According to the High Church First Amendment theology to which the Times subscribes, a reporter is supposed to protect the identity of a source even if the source turns out to have lied. So the Times would never do anything to help expose and bring down the dastardly smear campaign, which makes its thirst for Libby’s blood even stranger.

The other extraordinary editorial was in the Wall Street Journal, also yesterday. It was a long disquisition on “independence” occasioned by the prospect of being owned by Rupert Murdoch. This editorial was pugnacious, like almost all Wall Street Journal editorials . As usual, it made up in subtext and innuendo for what its surface argument lacked in logic.

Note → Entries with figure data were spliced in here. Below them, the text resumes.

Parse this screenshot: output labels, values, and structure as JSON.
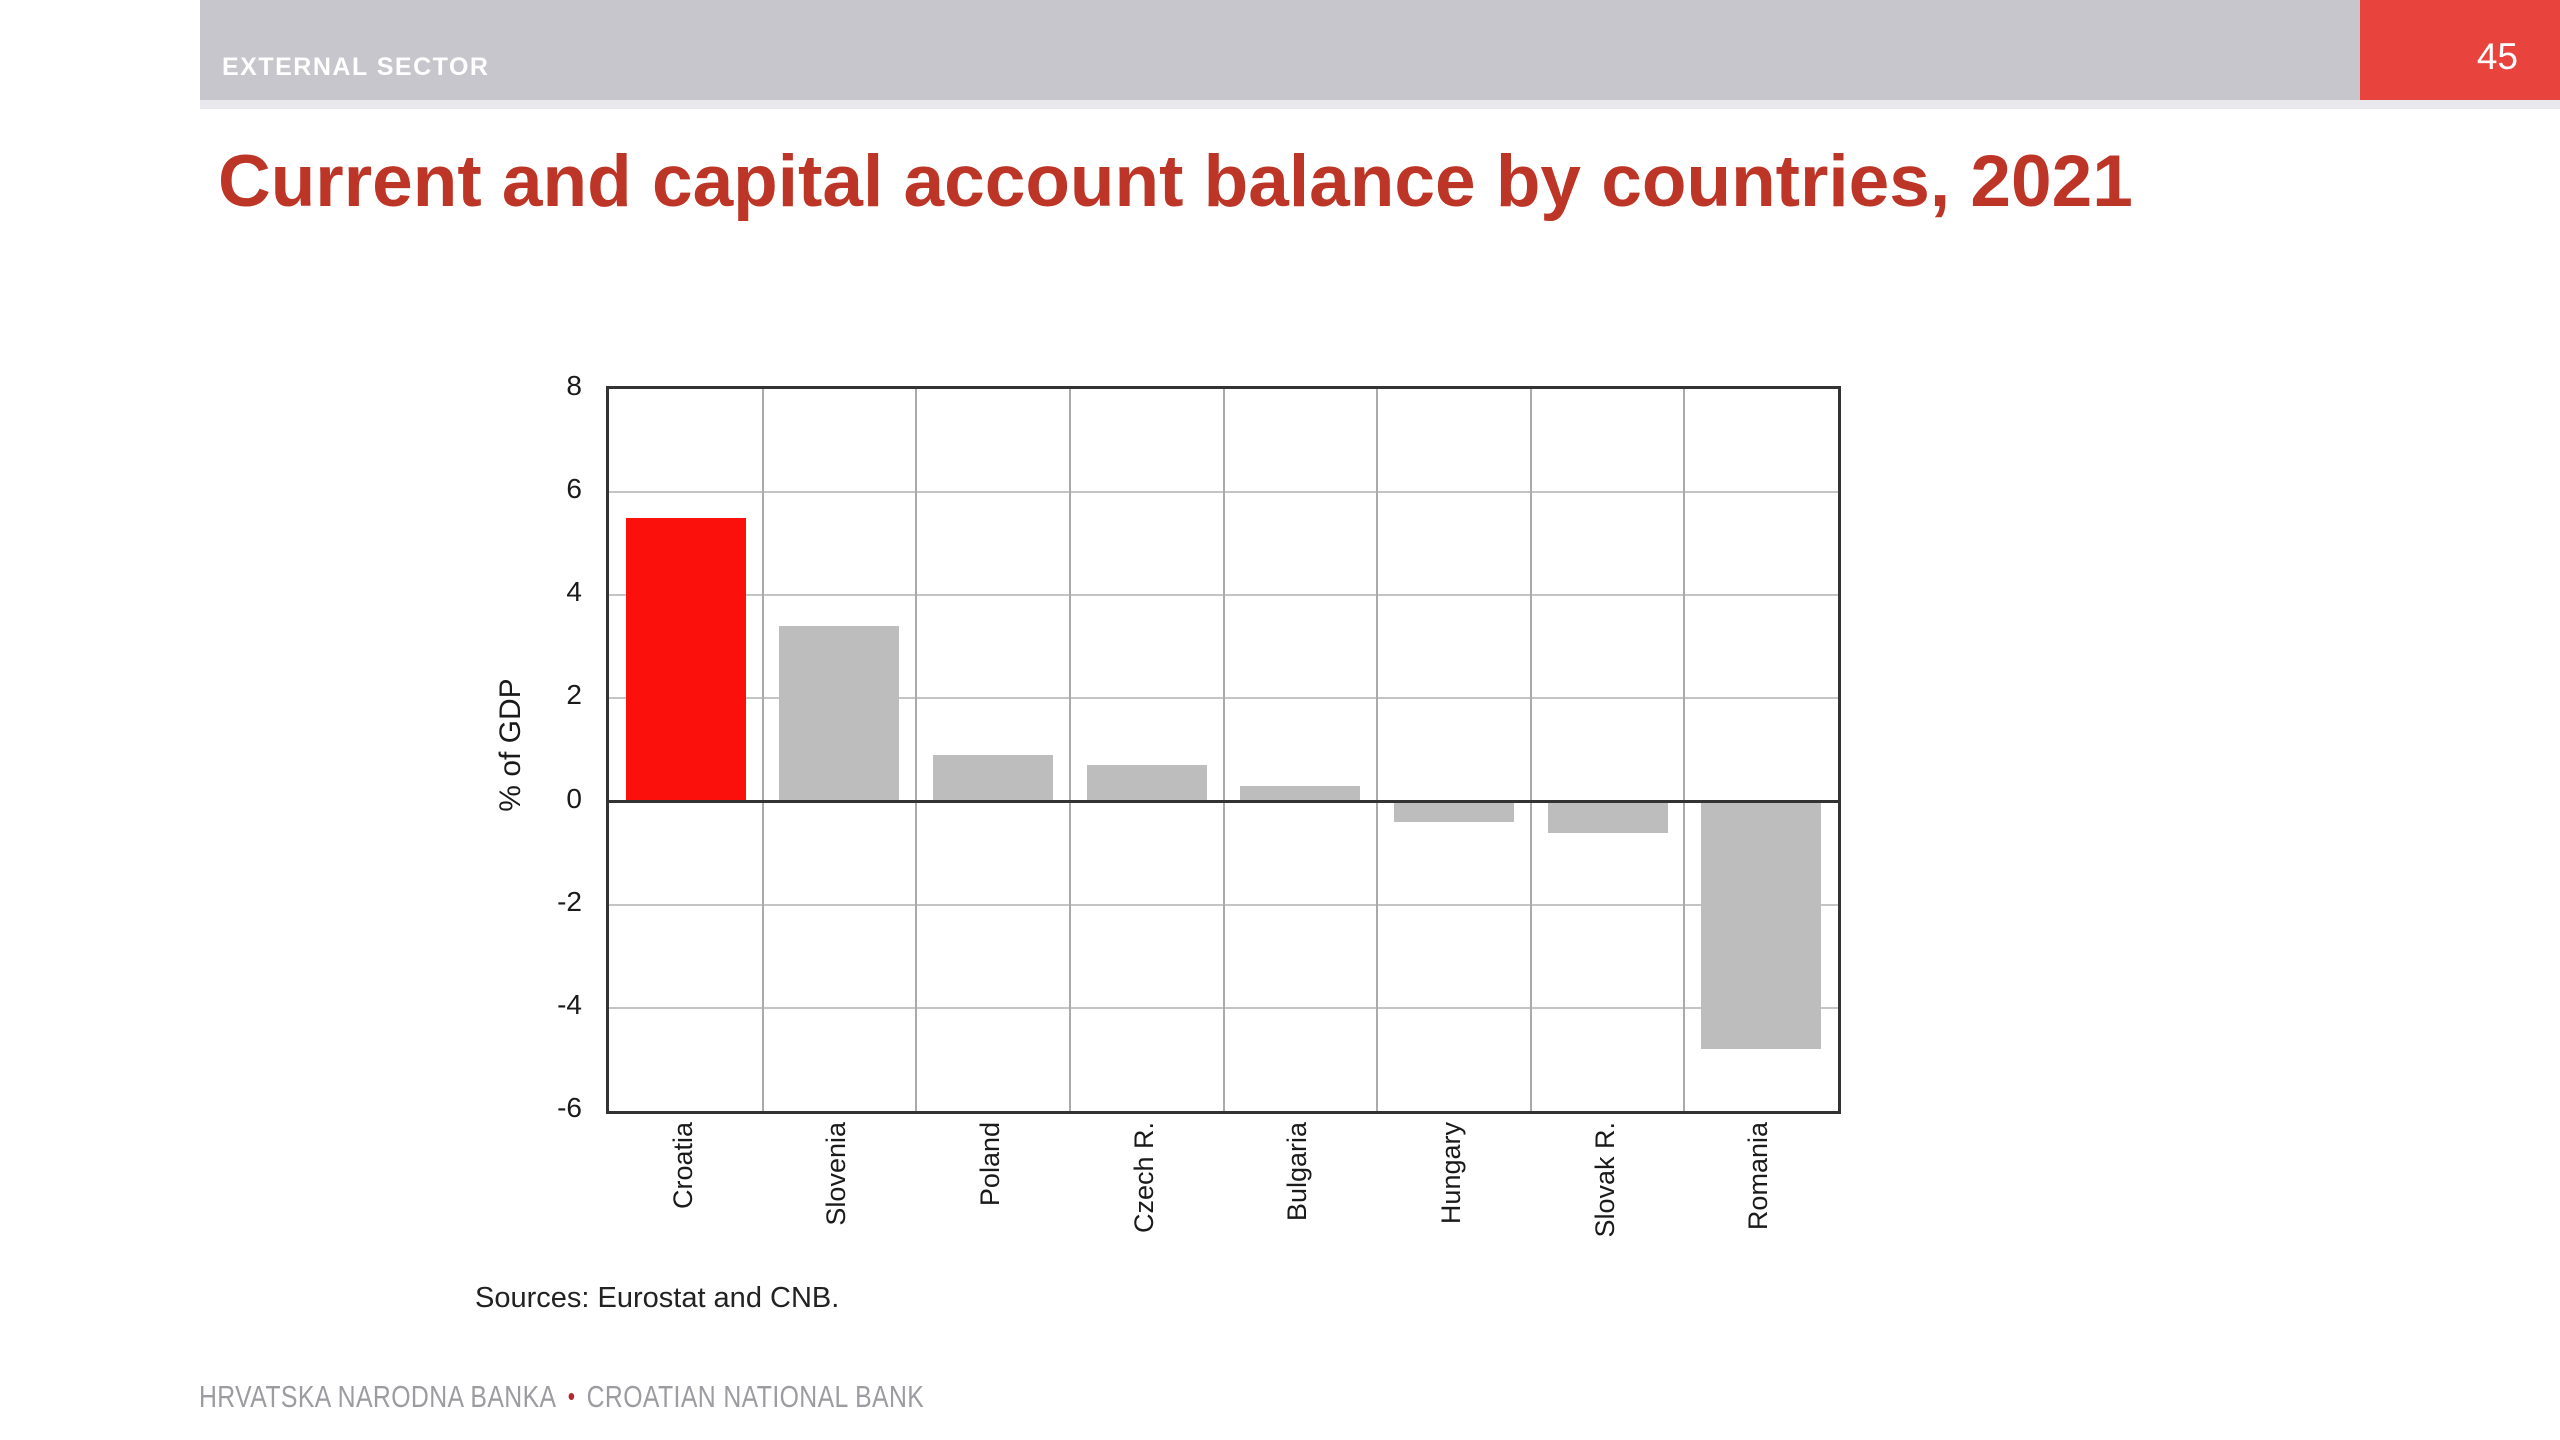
{
  "header": {
    "section_label": "EXTERNAL SECTOR",
    "page_number": "45"
  },
  "title": "Current and capital account balance by countries, 2021",
  "chart_data": {
    "type": "bar",
    "title": "",
    "ylabel": "% of GDP",
    "xlabel": "",
    "categories": [
      "Croatia",
      "Slovenia",
      "Poland",
      "Czech R.",
      "Bulgaria",
      "Hungary",
      "Slovak R.",
      "Romania"
    ],
    "values": [
      5.5,
      3.4,
      0.9,
      0.7,
      0.3,
      -0.4,
      -0.6,
      -4.8
    ],
    "ylim": [
      -6,
      8
    ],
    "yticks": [
      8,
      6,
      4,
      2,
      0,
      -2,
      -4,
      -6
    ],
    "grid": true,
    "legend": "none",
    "highlight_category": "Croatia",
    "bar_color": "#bdbdbd",
    "highlight_color": "#fb100c"
  },
  "source_note": "Sources: Eurostat and CNB.",
  "footer": {
    "bank_name_hr": "HRVATSKA NARODNA BANKA",
    "separator": "•",
    "bank_name_en": "CROATIAN NATIONAL BANK"
  },
  "colors": {
    "header_bar": "#c6c6cc",
    "header_accent_red": "#e8433d",
    "title_red": "#bd3526",
    "bar_gray": "#bdbdbd",
    "bar_red": "#fb100c",
    "footer_gray": "#9b9ba0",
    "footer_dot_red": "#b1272c"
  }
}
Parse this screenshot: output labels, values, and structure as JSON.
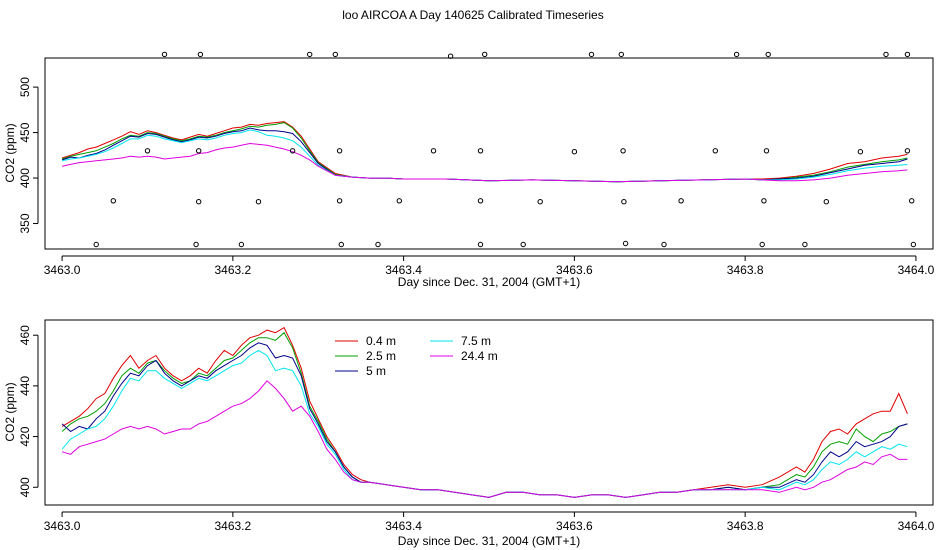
{
  "title": "loo AIRCOA A  Day 140625  Calibrated Timeseries",
  "colors": {
    "0.4 m": "#e00000",
    "2.5 m": "#00a000",
    "5 m": "#00008b",
    "7.5 m": "#00e5ee",
    "24.4 m": "#e000e0",
    "axes": "#000000"
  },
  "chart_data": [
    {
      "type": "line",
      "xlabel": "Day since Dec. 31, 2004 (GMT+1)",
      "ylabel": "CO2 (ppm)",
      "xlim": [
        2.98,
        4.02
      ],
      "xticks": [
        3.0,
        3.2,
        3.4,
        3.6,
        3.8,
        4.0
      ],
      "xtick_labels": [
        "3463.0",
        "3463.2",
        "3463.4",
        "3463.6",
        "3463.8",
        "3464.0"
      ],
      "ylim": [
        322,
        532
      ],
      "yticks": [
        350,
        400,
        450,
        500
      ],
      "ytick_labels": [
        "350",
        "400",
        "450",
        "500"
      ],
      "legend": "none",
      "x": [
        3.0,
        3.01,
        3.02,
        3.03,
        3.04,
        3.05,
        3.06,
        3.07,
        3.08,
        3.09,
        3.1,
        3.11,
        3.12,
        3.13,
        3.14,
        3.15,
        3.16,
        3.17,
        3.18,
        3.19,
        3.2,
        3.21,
        3.22,
        3.23,
        3.24,
        3.25,
        3.26,
        3.27,
        3.28,
        3.29,
        3.3,
        3.32,
        3.34,
        3.36,
        3.38,
        3.4,
        3.45,
        3.5,
        3.55,
        3.6,
        3.65,
        3.7,
        3.75,
        3.8,
        3.82,
        3.84,
        3.86,
        3.88,
        3.9,
        3.92,
        3.94,
        3.96,
        3.98,
        3.99
      ],
      "series": [
        {
          "name": "0.4 m",
          "values": [
            422,
            425,
            428,
            432,
            434,
            438,
            442,
            446,
            451,
            448,
            452,
            450,
            447,
            444,
            442,
            445,
            448,
            446,
            449,
            452,
            455,
            456,
            459,
            458,
            460,
            461,
            462,
            456,
            446,
            432,
            418,
            405,
            401,
            400,
            400,
            399,
            399,
            397,
            398,
            397,
            396,
            397,
            398,
            399,
            399,
            400,
            402,
            405,
            410,
            416,
            418,
            422,
            424,
            426
          ]
        },
        {
          "name": "2.5 m",
          "values": [
            421,
            424,
            426,
            428,
            430,
            434,
            438,
            443,
            447,
            446,
            450,
            449,
            446,
            443,
            441,
            443,
            446,
            445,
            447,
            450,
            452,
            454,
            457,
            456,
            458,
            459,
            461,
            455,
            444,
            430,
            417,
            404,
            401,
            400,
            400,
            399,
            399,
            397,
            398,
            397,
            396,
            397,
            398,
            399,
            398,
            399,
            401,
            403,
            407,
            412,
            415,
            418,
            420,
            422
          ]
        },
        {
          "name": "5 m",
          "values": [
            420,
            423,
            422,
            425,
            427,
            431,
            436,
            441,
            446,
            445,
            449,
            448,
            445,
            442,
            440,
            442,
            445,
            444,
            446,
            449,
            451,
            452,
            455,
            453,
            452,
            452,
            451,
            449,
            440,
            428,
            416,
            403,
            401,
            400,
            400,
            399,
            399,
            397,
            398,
            397,
            396,
            397,
            398,
            399,
            398,
            399,
            400,
            402,
            406,
            410,
            414,
            416,
            418,
            421
          ]
        },
        {
          "name": "7.5 m",
          "values": [
            419,
            421,
            422,
            424,
            426,
            429,
            433,
            438,
            443,
            443,
            447,
            446,
            443,
            441,
            439,
            441,
            443,
            442,
            444,
            447,
            449,
            450,
            453,
            451,
            447,
            446,
            444,
            441,
            434,
            424,
            414,
            403,
            401,
            400,
            400,
            399,
            399,
            397,
            398,
            397,
            396,
            397,
            398,
            399,
            398,
            398,
            399,
            401,
            404,
            408,
            411,
            413,
            414,
            415
          ]
        },
        {
          "name": "24.4 m",
          "values": [
            413,
            415,
            417,
            418,
            419,
            420,
            421,
            422,
            424,
            423,
            424,
            423,
            421,
            422,
            423,
            424,
            427,
            428,
            431,
            433,
            434,
            436,
            438,
            437,
            436,
            434,
            432,
            429,
            425,
            420,
            413,
            403,
            401,
            400,
            400,
            399,
            399,
            397,
            398,
            397,
            396,
            397,
            398,
            399,
            398,
            397,
            397,
            398,
            400,
            403,
            405,
            407,
            408,
            409
          ]
        }
      ],
      "scatter_x": [
        3.04,
        3.06,
        3.1,
        3.12,
        3.157,
        3.16,
        3.16,
        3.162,
        3.21,
        3.23,
        3.27,
        3.29,
        3.32,
        3.325,
        3.325,
        3.327,
        3.37,
        3.395,
        3.435,
        3.455,
        3.49,
        3.49,
        3.49,
        3.495,
        3.54,
        3.56,
        3.6,
        3.62,
        3.655,
        3.657,
        3.658,
        3.66,
        3.705,
        3.725,
        3.765,
        3.79,
        3.82,
        3.822,
        3.825,
        3.827,
        3.87,
        3.895,
        3.935,
        3.965,
        3.99,
        3.99,
        3.995,
        3.997
      ],
      "scatter_y": [
        327,
        375,
        430,
        536,
        327,
        374,
        430,
        536,
        327,
        374,
        430,
        536,
        536,
        430,
        375,
        327,
        327,
        375,
        430,
        534,
        327,
        375,
        430,
        536,
        327,
        374,
        429,
        536,
        536,
        430,
        374,
        328,
        327,
        375,
        430,
        536,
        327,
        375,
        430,
        536,
        327,
        374,
        429,
        536,
        536,
        430,
        375,
        327
      ]
    },
    {
      "type": "line",
      "xlabel": "Day since Dec. 31, 2004 (GMT+1)",
      "ylabel": "CO2 (ppm)",
      "xlim": [
        2.98,
        4.02
      ],
      "xticks": [
        3.0,
        3.2,
        3.4,
        3.6,
        3.8,
        4.0
      ],
      "xtick_labels": [
        "3463.0",
        "3463.2",
        "3463.4",
        "3463.6",
        "3463.8",
        "3464.0"
      ],
      "ylim": [
        393,
        466
      ],
      "yticks": [
        400,
        420,
        440,
        460
      ],
      "ytick_labels": [
        "400",
        "420",
        "440",
        "460"
      ],
      "legend": "top-left, two columns",
      "x": [
        3.0,
        3.01,
        3.02,
        3.03,
        3.04,
        3.05,
        3.06,
        3.07,
        3.08,
        3.09,
        3.1,
        3.11,
        3.12,
        3.13,
        3.14,
        3.15,
        3.16,
        3.17,
        3.18,
        3.19,
        3.2,
        3.21,
        3.22,
        3.23,
        3.24,
        3.25,
        3.26,
        3.27,
        3.28,
        3.29,
        3.3,
        3.31,
        3.32,
        3.33,
        3.34,
        3.35,
        3.36,
        3.38,
        3.4,
        3.42,
        3.44,
        3.46,
        3.48,
        3.5,
        3.52,
        3.54,
        3.56,
        3.58,
        3.6,
        3.62,
        3.64,
        3.66,
        3.68,
        3.7,
        3.72,
        3.74,
        3.76,
        3.78,
        3.8,
        3.82,
        3.84,
        3.86,
        3.87,
        3.88,
        3.89,
        3.9,
        3.91,
        3.92,
        3.93,
        3.94,
        3.95,
        3.96,
        3.97,
        3.98,
        3.99
      ],
      "series": [
        {
          "name": "0.4 m",
          "values": [
            424,
            426,
            428,
            431,
            435,
            437,
            443,
            448,
            452,
            447,
            450,
            452,
            447,
            444,
            442,
            444,
            447,
            445,
            450,
            454,
            452,
            456,
            459,
            460,
            462,
            461,
            463,
            456,
            447,
            434,
            427,
            420,
            415,
            409,
            405,
            403,
            402,
            401,
            400,
            399,
            399,
            398,
            397,
            396,
            398,
            398,
            397,
            397,
            396,
            397,
            397,
            396,
            397,
            398,
            398,
            399,
            400,
            401,
            400,
            401,
            404,
            408,
            406,
            411,
            418,
            422,
            423,
            421,
            425,
            427,
            429,
            430,
            430,
            437,
            429
          ]
        },
        {
          "name": "2.5 m",
          "values": [
            422,
            425,
            427,
            428,
            430,
            433,
            438,
            444,
            447,
            445,
            449,
            450,
            446,
            443,
            441,
            442,
            445,
            444,
            447,
            450,
            451,
            454,
            457,
            459,
            459,
            458,
            461,
            455,
            445,
            432,
            426,
            419,
            414,
            408,
            404,
            402,
            402,
            401,
            400,
            399,
            399,
            398,
            397,
            396,
            398,
            398,
            397,
            397,
            396,
            397,
            397,
            396,
            397,
            398,
            398,
            399,
            399,
            400,
            399,
            400,
            401,
            405,
            404,
            408,
            414,
            417,
            418,
            417,
            423,
            420,
            418,
            421,
            422,
            424,
            425
          ]
        },
        {
          "name": "5 m",
          "values": [
            425,
            422,
            424,
            423,
            427,
            430,
            436,
            441,
            445,
            444,
            448,
            450,
            445,
            442,
            440,
            442,
            444,
            443,
            446,
            448,
            450,
            452,
            455,
            457,
            456,
            451,
            452,
            451,
            444,
            431,
            425,
            418,
            414,
            408,
            404,
            402,
            402,
            401,
            400,
            399,
            399,
            398,
            397,
            396,
            398,
            398,
            397,
            397,
            396,
            397,
            397,
            396,
            397,
            398,
            398,
            399,
            399,
            400,
            399,
            400,
            400,
            403,
            402,
            405,
            410,
            414,
            412,
            414,
            418,
            416,
            417,
            418,
            420,
            424,
            425
          ]
        },
        {
          "name": "7.5 m",
          "values": [
            415,
            419,
            421,
            423,
            424,
            427,
            432,
            438,
            443,
            442,
            446,
            446,
            443,
            441,
            439,
            441,
            443,
            442,
            444,
            446,
            448,
            449,
            452,
            454,
            452,
            446,
            447,
            446,
            440,
            429,
            424,
            417,
            413,
            407,
            403,
            402,
            402,
            401,
            400,
            399,
            399,
            398,
            397,
            396,
            398,
            398,
            397,
            397,
            396,
            397,
            397,
            396,
            397,
            398,
            398,
            399,
            399,
            399,
            399,
            400,
            399,
            402,
            401,
            403,
            407,
            410,
            409,
            411,
            414,
            412,
            414,
            416,
            415,
            417,
            416
          ]
        },
        {
          "name": "24.4 m",
          "values": [
            414,
            413,
            416,
            417,
            418,
            419,
            421,
            423,
            424,
            423,
            424,
            423,
            421,
            422,
            423,
            423,
            425,
            426,
            428,
            430,
            432,
            433,
            435,
            438,
            442,
            439,
            435,
            430,
            432,
            428,
            422,
            415,
            411,
            406,
            403,
            402,
            402,
            401,
            400,
            399,
            399,
            398,
            397,
            396,
            398,
            398,
            397,
            397,
            396,
            397,
            397,
            396,
            397,
            398,
            398,
            399,
            399,
            399,
            399,
            399,
            398,
            400,
            399,
            400,
            402,
            403,
            405,
            407,
            408,
            410,
            409,
            412,
            413,
            411,
            411
          ]
        }
      ]
    }
  ]
}
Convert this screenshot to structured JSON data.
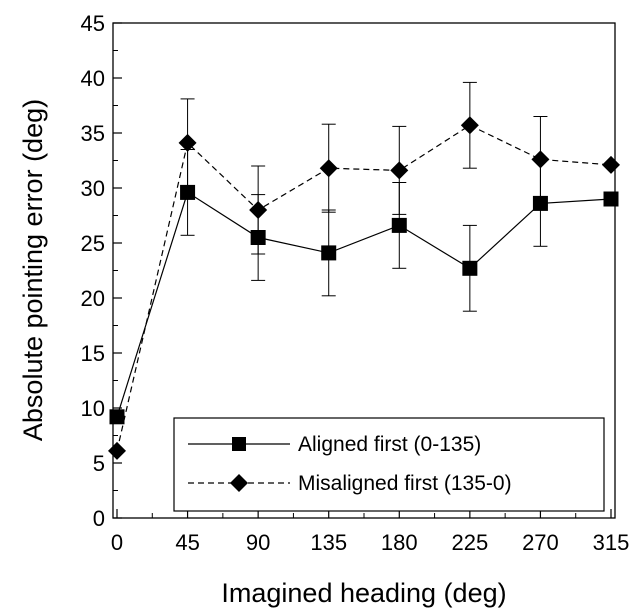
{
  "chart_data": {
    "type": "line",
    "xlabel": "Imagined heading (deg)",
    "ylabel": "Absolute pointing error (deg)",
    "x": [
      0,
      45,
      90,
      135,
      180,
      225,
      270,
      315
    ],
    "xticks": [
      "0",
      "45",
      "90",
      "135",
      "180",
      "225",
      "270",
      "315"
    ],
    "yticks": [
      "0",
      "5",
      "10",
      "15",
      "20",
      "25",
      "30",
      "35",
      "40",
      "45"
    ],
    "xlim": [
      0,
      315
    ],
    "ylim": [
      0,
      45
    ],
    "grid": false,
    "legend_position": "bottom-right",
    "series": [
      {
        "name": "Aligned first (0-135)",
        "marker": "square",
        "line_style": "solid",
        "color": "#000000",
        "values": [
          9.2,
          29.6,
          25.5,
          24.1,
          26.6,
          22.7,
          28.6,
          29.0
        ],
        "error": [
          null,
          3.9,
          3.9,
          3.9,
          3.9,
          3.9,
          3.9,
          null
        ]
      },
      {
        "name": "Misaligned first (135-0)",
        "marker": "diamond",
        "line_style": "dashed",
        "color": "#000000",
        "values": [
          6.1,
          34.1,
          28.0,
          31.8,
          31.6,
          35.7,
          32.6,
          32.1
        ],
        "error": [
          null,
          4.0,
          4.0,
          4.0,
          4.0,
          3.9,
          3.9,
          null
        ]
      }
    ]
  }
}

It lost no time in noting that the Bancroft family that owns the Journal is more “hands-off” than either the Grahams of the Washington Post or –in spades–the Sulzbergers of the New York Times. (“Lost no time” is a Journal -like formulation, implying unseemly haste to do something bad . I n fact, I have no idea how much time it took to make this point.) As for a non-family-owned media company like Gannet, its “make-no-waves corporate ethic turns nearly all of its editorial pages into mush.” So there!

The editors praise themselves for various examples of independence-such as opposing US entry into World War II until “the day war began” and withstanding pressure from “more than one liberal” to ease off of their relentless campaign of allegations against Bill Clinton. What even two or more liberals could have done to do to pressure the Wall Street Journal, the editorial doesn’t say. But certainly if independence means being able to say whatever you want, no matter how dishonest or scurrilous or unfair, then the Journal editorial page evidently has it.

The pressing question, though, is not how the Bancrofts have treated the paper, but how Murdoch would, or should. The concept of independence is a strange one. In any other industry, the notion that the owner should recuse himself from the actual running of the business wouldn’t even qualify as a high-minded aspiration. This is capitalism: why should he? The editorial implies an answer: because it’s good business. The late editor Bob Bartley apparently used to say that the Journal’s editorial page is the only one that “sells papers.” Maybe that’s true, though it’s not quite like saying that the page is profitable. But let’s give it to them. The Journal editorial page sells papers because it says what its readers in the business world like to hear. Does that make it more or less independent than if it only had to please one person?

Anyway, as whoever wrote that editorial well knows, it is not the Journal’s editorial page that needs protection from Murdoch. It is the news sections that need to be scared. The most remarkable form of independence at the Wall Street Journal isn’t journalists from the owners, it’s the news side from the editorial writers, and vice versa. A word or two about how the news needs independence-needs it more than editorials, in fact, since editorials by definition have a point of view-would have been gracious. But no.